FRANKFURT. (hpd) In Polen ist Abtreibung weitgehend verboten, in Südafrika bestehen ziemlich liberale Gesetze – und trotzdem ist es für eine polnische Frau leichter, an eine illegale Abtreibung heranzukommen, als für eine südafrikanische Frau, den eigentlich legalen Eingriff vornehmen zu lassen.

Das war die Kernbotschaft des Filmes „Abortion Democracy“, der am Donnerstag im Bürgerhaus Bornheim gezeigt wurde.

Die Terre des Femmes-Städtegruppe Rhein-Main hatte die Filmemacherin Sarah Diehl eingeladen, ihren 2008 entstandenen Dokumentarfilm vorzuführen. In ihrer Einführung stellte Vera Wawrzyniak von der den Abend mitausrichtenden Terre des Femmes-Arbeitsgruppe „Frauenrechte und Religion“ einen Aspekt des Themas heraus, der ansonsten gerne unter den Teppich gekehrt wird: Dass Frauen die Selbstbestimmung über ihren Körper und eine Schwangerschaft verweigert wird, hängt untrennbar zusammen mit den archaischen Vorstellungen von Gottheiten, die das Schicksal eines jeden Menschen bestimmen. So deutlich würde dies – zumindest in Europa – nicht ausgesprochen werden, aber wer Selbstbestimmung in dieser Frage als Hochmut und Anmaßung bezeichnet, denkt auf der Grundlage von „Vorsehung“ und göttlicher Allmacht. Dass dieses Denken bis heute über Menschenleben verfügt, illustrierte die AG-Koordinatorin anhand einer Meldung des Presseorgans der Päpstlichen Missionswerke, „Agenzia fides“, aus Pakistan. Ein dreizehnjähriges Mädchen wurde nach einer Vergewaltigung schwanger. Da es sowohl vom Täter als auch von der eigenen Familie bedroht war, wurde es in verschiedenen katholischen Klöstern versteckt. Obwohl Untersuchungen ergaben, dass das Kind einen Wasserkopf haben würde und das Leben des körperlich nicht voll entwickelten Mädchens bei der Geburt in Gefahr wäre, wurde entschieden, „sich in die Hände der Vorsehung“ zu begeben.
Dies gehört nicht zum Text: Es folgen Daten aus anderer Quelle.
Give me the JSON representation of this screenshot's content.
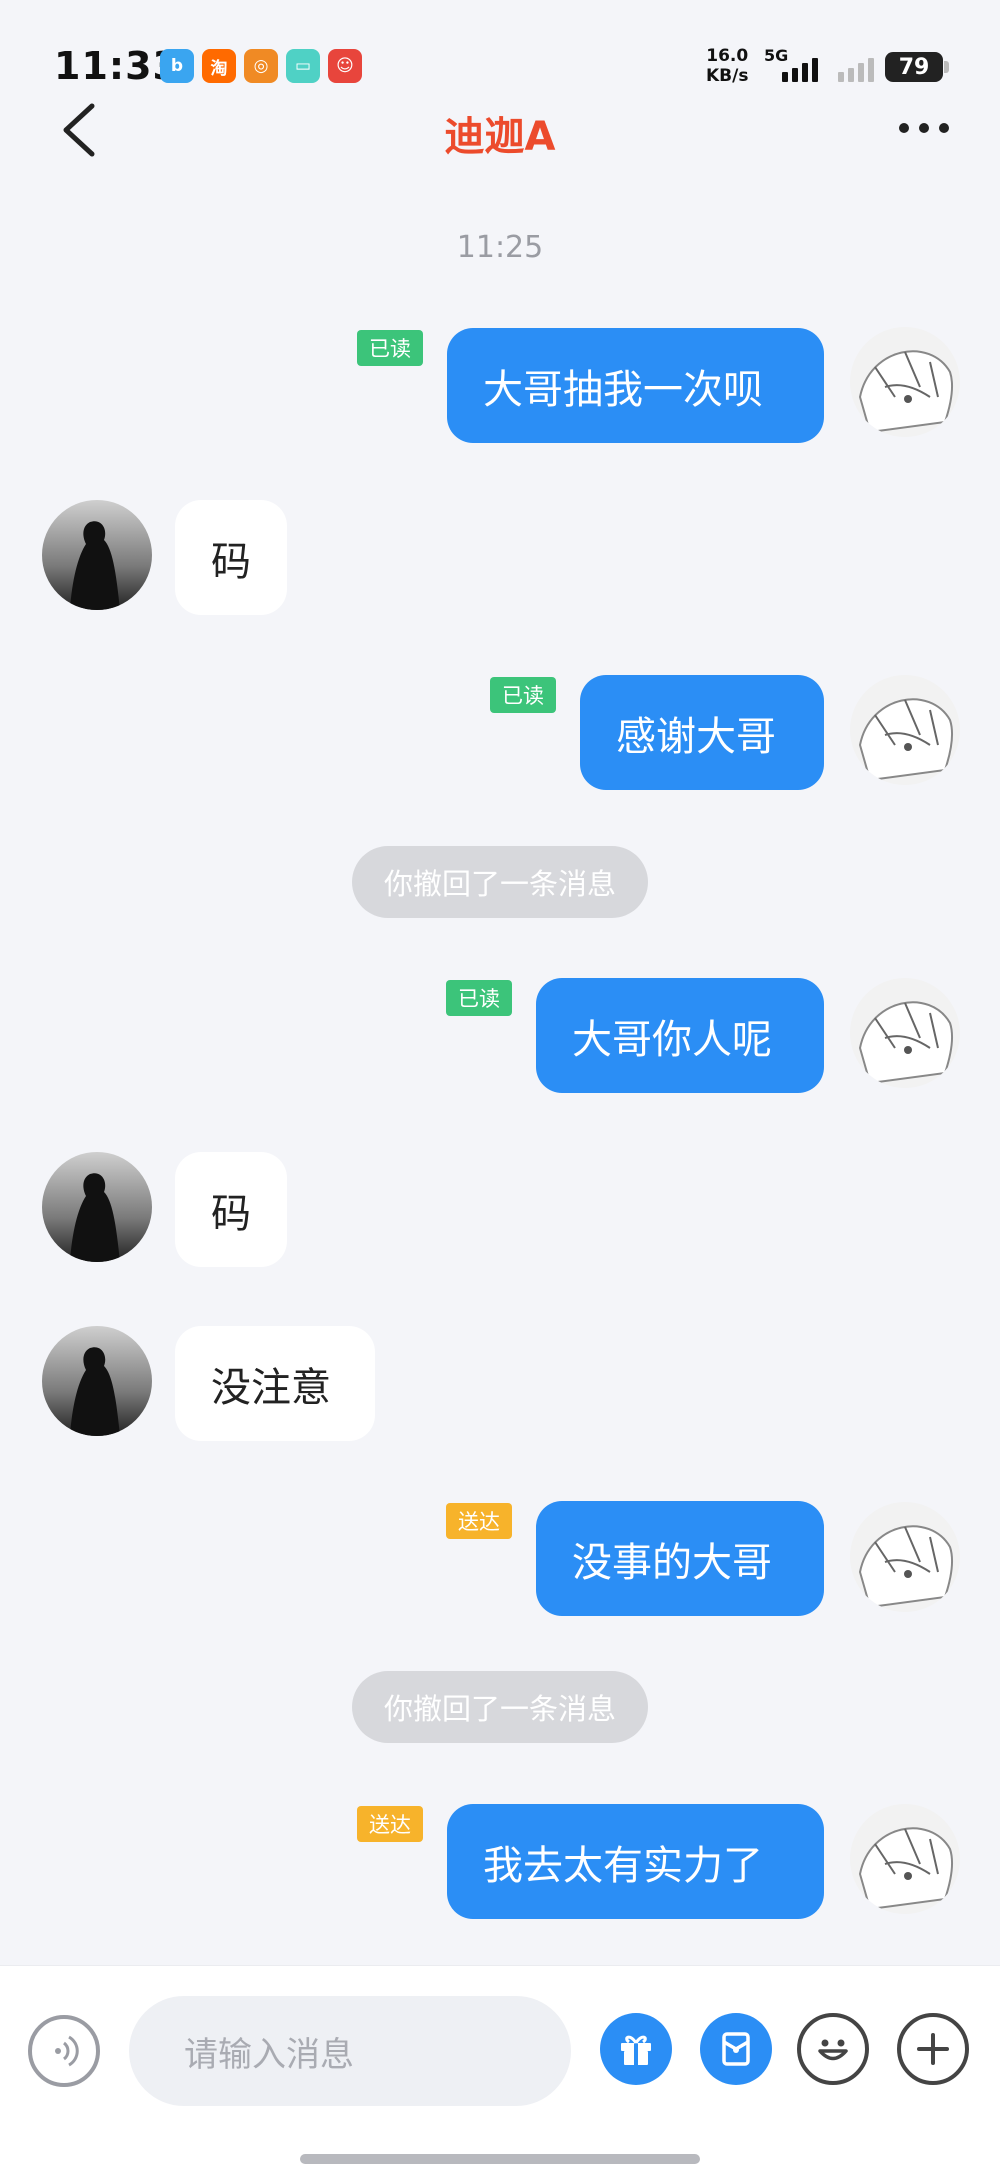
{
  "status_bar": {
    "time": "11:33",
    "speed_value": "16.0",
    "speed_unit": "KB/s",
    "network": "5G",
    "battery": "79",
    "app_icons": [
      {
        "name": "app-icon-blue",
        "glyph": "b",
        "color": "#3aa5f0"
      },
      {
        "name": "taobao-icon",
        "glyph": "淘",
        "color": "#ff6a00"
      },
      {
        "name": "app-icon-orange",
        "glyph": "◎",
        "color": "#f08a24"
      },
      {
        "name": "app-icon-teal",
        "glyph": "▭",
        "color": "#4fd1c5"
      },
      {
        "name": "app-icon-red",
        "glyph": "☺",
        "color": "#e8453c"
      }
    ]
  },
  "header": {
    "title": "迪迦A"
  },
  "chat": {
    "timestamp": "11:25",
    "messages": [
      {
        "from": "me",
        "text": "大哥抽我一次呗",
        "status": "已读"
      },
      {
        "from": "them",
        "text": "码"
      },
      {
        "from": "me",
        "text": "感谢大哥",
        "status": "已读"
      },
      {
        "type": "recall",
        "text": "你撤回了一条消息"
      },
      {
        "from": "me",
        "text": "大哥你人呢",
        "status": "已读"
      },
      {
        "from": "them",
        "text": "码"
      },
      {
        "from": "them",
        "text": "没注意"
      },
      {
        "from": "me",
        "text": "没事的大哥",
        "status": "送达"
      },
      {
        "type": "recall",
        "text": "你撤回了一条消息"
      },
      {
        "from": "me",
        "text": "我去太有实力了",
        "status": "送达"
      }
    ]
  },
  "input_bar": {
    "placeholder": "请输入消息"
  },
  "colors": {
    "accent": "#2b8ef5",
    "title": "#ec4b2c",
    "read_tag": "#3cc47a",
    "sent_tag": "#f7b32b"
  }
}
Legal, illegal, privat bezahlt

Diese Rücksichtslosigkeit gegenüber Leib und Leben schwangerer Frauen wurde auch im Film deutlich. In Polen haben die Frauen mit dem Einzug der Demokratie ihr Recht auf reproduktive Selbstbestimmung fast völlig verloren. Selbst im Fall bleibender Gesundheitsschäden verweigern viele Ärzte den Eingriff aus Gewissensgründen. Oder vielleicht besser: aus gewissen Gründen. Denn gleichzeitig wird die Zahl der illegal vorgenommenen Schwangerschaftsabbrüche auf über 100.000 pro Jahr geschätzt. Die Frauen müssen für den Eingriff dann in der Regel eine vierstellige Summe in Euro aufbringen. Immerhin gibt es in Polen eine Pro Choice-Bewegung, aber die Macht der katholischen Kirche und reaktionärer Gruppierungen verhindert bislang jeden substantiellen Fortschritt.

In Südafrika konnte nach dem Ende der Apartheid durchgesetzt werden, dass Frauen straffrei abtreiben können. Zudem dürfen den Abbruch nicht nur Ärzte, sondern auch Hebammen und Krankenpfleger vornehmen. Dass viele, vor allem ärmere und Frauen mit geringer Bildung ihr Recht nicht in Anspruch nehmen können, liegt unter anderem daran, dass konservative, patriarchale Vorstellungen in Südafrika noch weit verbreitet sind. Unter diesen Rahmenbedingungen erfahren ungewollt schwangere Frauen oft keine Unterstützung. Dazu kommen massive Kampagnen von christlichen „Lebensschützer“-Organisationen wie den „Doctors for Life“.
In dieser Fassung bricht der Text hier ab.